Fifty-five days ago, President Donald Trump was supposed to file his annual personal financial disclosures, which give a broad snapshot of his money situation. The White House gave its employees 45 extra days to file the report, citing the coronavirus pandemic, making the new deadline June 29.
That was 10 days ago, and Trump still hasn’t released the disclosures. The White House told The New York Times that the president had been given another 45 days, again because of the pandemic, but that he “intends to file as soon as possible.”
Don’t hold your breath, and don’t place any big bets on seeing the documents before November 3. The Trump White House has perfected the art of foot-dragging, producing a regime in which the president is ostensibly required to do certain things as a matter of transparency and accountability—but in reality has wide leeway to avoid them. In theory, rule of law stands. In practice, where it stands is outside the door, rapping fiercely but fruitlessly to come in.
Two major Supreme Court decisions released today, both related to the president’s financial disclosures, have the same effect. In legal terms, the justices delivered a pair of devastating blows to Trump’s lawyers, rejecting attempts by the president to prevent the House of Representatives and the Manhattan district attorney from subpoenaing his tax records. Neither case was especially close: In both cases, seven of the nine justices ruled against the president (with some differences), including both of Trump’s appointees to the Court, while the other two were also skeptical of some of his key claims.
These decisions affirm the rule of law, asserting that the president is, at the end of the day, like any other American citizen, and does not have the sweeping immunity he claims. But they are blows more against the executive in general than against Trump himself, at least for now. In both cases, the Court’s rulings send cases back to lower courts, where they are likely to simmer until after Election Day. In the Manhattan case, the decision opens the door for the president’s lawyers to register new objections. Even if that moves quickly, it’s probably too late for a prosecutor to get the documents and bring a serious case before the election. In the House case, the justices remanded back to the lower courts, which also means more legal wrangling—at a time when Congress’s work is probably nearly finished until after voting.

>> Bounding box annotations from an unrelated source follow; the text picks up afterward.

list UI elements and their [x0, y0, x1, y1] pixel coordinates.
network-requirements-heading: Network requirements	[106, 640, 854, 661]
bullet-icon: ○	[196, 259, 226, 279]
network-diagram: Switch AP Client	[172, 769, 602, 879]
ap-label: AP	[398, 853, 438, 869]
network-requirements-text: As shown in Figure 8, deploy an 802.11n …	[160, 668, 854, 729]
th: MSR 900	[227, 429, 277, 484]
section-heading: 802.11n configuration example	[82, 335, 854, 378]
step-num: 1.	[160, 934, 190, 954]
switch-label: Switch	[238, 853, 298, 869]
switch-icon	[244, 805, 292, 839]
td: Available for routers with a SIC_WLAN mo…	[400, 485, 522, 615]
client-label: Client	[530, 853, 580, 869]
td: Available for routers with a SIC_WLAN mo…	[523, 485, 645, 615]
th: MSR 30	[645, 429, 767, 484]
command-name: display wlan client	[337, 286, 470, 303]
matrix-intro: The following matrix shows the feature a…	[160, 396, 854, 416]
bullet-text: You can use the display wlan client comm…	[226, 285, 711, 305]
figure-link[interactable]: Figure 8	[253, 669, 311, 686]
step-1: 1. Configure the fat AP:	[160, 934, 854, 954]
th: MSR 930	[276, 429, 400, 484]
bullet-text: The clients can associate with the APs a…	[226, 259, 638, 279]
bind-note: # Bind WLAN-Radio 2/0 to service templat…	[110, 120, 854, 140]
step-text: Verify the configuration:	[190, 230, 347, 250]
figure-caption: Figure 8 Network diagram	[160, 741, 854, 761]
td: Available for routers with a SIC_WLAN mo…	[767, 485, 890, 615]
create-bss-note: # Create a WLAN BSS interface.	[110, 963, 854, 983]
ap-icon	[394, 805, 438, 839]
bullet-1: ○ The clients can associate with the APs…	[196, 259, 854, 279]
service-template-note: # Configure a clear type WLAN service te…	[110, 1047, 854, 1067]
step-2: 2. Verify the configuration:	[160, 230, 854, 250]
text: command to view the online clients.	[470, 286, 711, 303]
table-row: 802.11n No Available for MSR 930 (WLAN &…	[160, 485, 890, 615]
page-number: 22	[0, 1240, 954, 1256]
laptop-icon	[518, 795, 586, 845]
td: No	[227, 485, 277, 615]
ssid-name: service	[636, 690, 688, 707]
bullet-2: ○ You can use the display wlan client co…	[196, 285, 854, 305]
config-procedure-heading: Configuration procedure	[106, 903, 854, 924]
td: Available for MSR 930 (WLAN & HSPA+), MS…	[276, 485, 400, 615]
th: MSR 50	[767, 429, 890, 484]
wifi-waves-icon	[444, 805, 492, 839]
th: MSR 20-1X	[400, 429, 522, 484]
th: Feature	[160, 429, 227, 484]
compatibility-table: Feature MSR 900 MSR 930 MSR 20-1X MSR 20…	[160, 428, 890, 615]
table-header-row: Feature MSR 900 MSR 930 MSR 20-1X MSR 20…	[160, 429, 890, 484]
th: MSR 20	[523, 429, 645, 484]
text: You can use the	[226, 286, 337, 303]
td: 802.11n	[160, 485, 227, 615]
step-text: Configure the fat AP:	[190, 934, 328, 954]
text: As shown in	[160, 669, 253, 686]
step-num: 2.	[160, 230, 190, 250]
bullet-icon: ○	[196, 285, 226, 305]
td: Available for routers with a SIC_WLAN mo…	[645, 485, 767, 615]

It’s too cynical to say that what happens after the election doesn’t matter. Perhaps Trump will someday face criminal liability for financial crimes in New York, although no charges have yet been brought. (There are allegations of widespread past fraud, including some bolstered by documents provided to the Times by Mary Trump, the president’s niece, who will next week publish a tell-all memoir.) But a delayed decision surely matters less: It deprives voters of information they might use to cast their ballot in November, and if Trump wins a second term, he will never be directly accountable to voters again.
As for the financial disclosures, it’s unclear whether there’s any way to compel Trump to release them in a timely manner either. Congress or some other entity could try suing, which would send the matter right to court, where it would be promptly bottled up, probably past November. As I have written, the court system has not recognized the urgency of dealing with a president who has little regard for rule of law, choosing instead to operate on the same dilatory schedule it usually does.
One of Trump’s greatest insights into the presidency has been the power of simply saying no. (It’s not a privilege he affords others.) Since Democrats took over the House in 2019, they have attempted a range of oversight measures, many of them straightforwardly political but within their traditional power. In response, the White House has generally just refused to follow its legal obligations. One thread led to the Trump v. Mazars case, about congressional subpoenas. Another led to Trump’s impeachment. The administration did blink on both releasing aid to Ukraine and then releasing a summary of a call with the Ukrainian president, but it refused to cooperate with the process of impeachment. White House lawyers bluntly announced their intention to stonewall, and while that earned the president an additional count of impeachment for obstruction, it sort of worked: The House didn’t get to hear from all the witnesses or see all the documents it wanted to. (Of course, even if it had, it’s unlikely that would have changed the outcome of the Senate trial—although the information it might have obtained or shared might have altered public perceptions.)
The White House has simply said no in other cases too. The adviser Kellyanne Conway has repeatedly broken the Hatch Act and should be fired, according to the Office of Special Counsel, but the only person who can actually fire her is Trump, and he naturally hasn’t done so. (“Let me know when the jail sentence starts,” Conway has smirked.)
Congress has no answer for a president who operates in bad faith, except impeachment—and as the Senate’s hasty dismissal of charges demonstrated, that only works if both chambers are acting in good faith themselves. The courts have no answer either. All the public gets is some legal rulings that seem good on paper, and a government-accountability koan: If the president has to disclose certain things but no one can force him to do so in a timely fashion, does he really have to disclose them?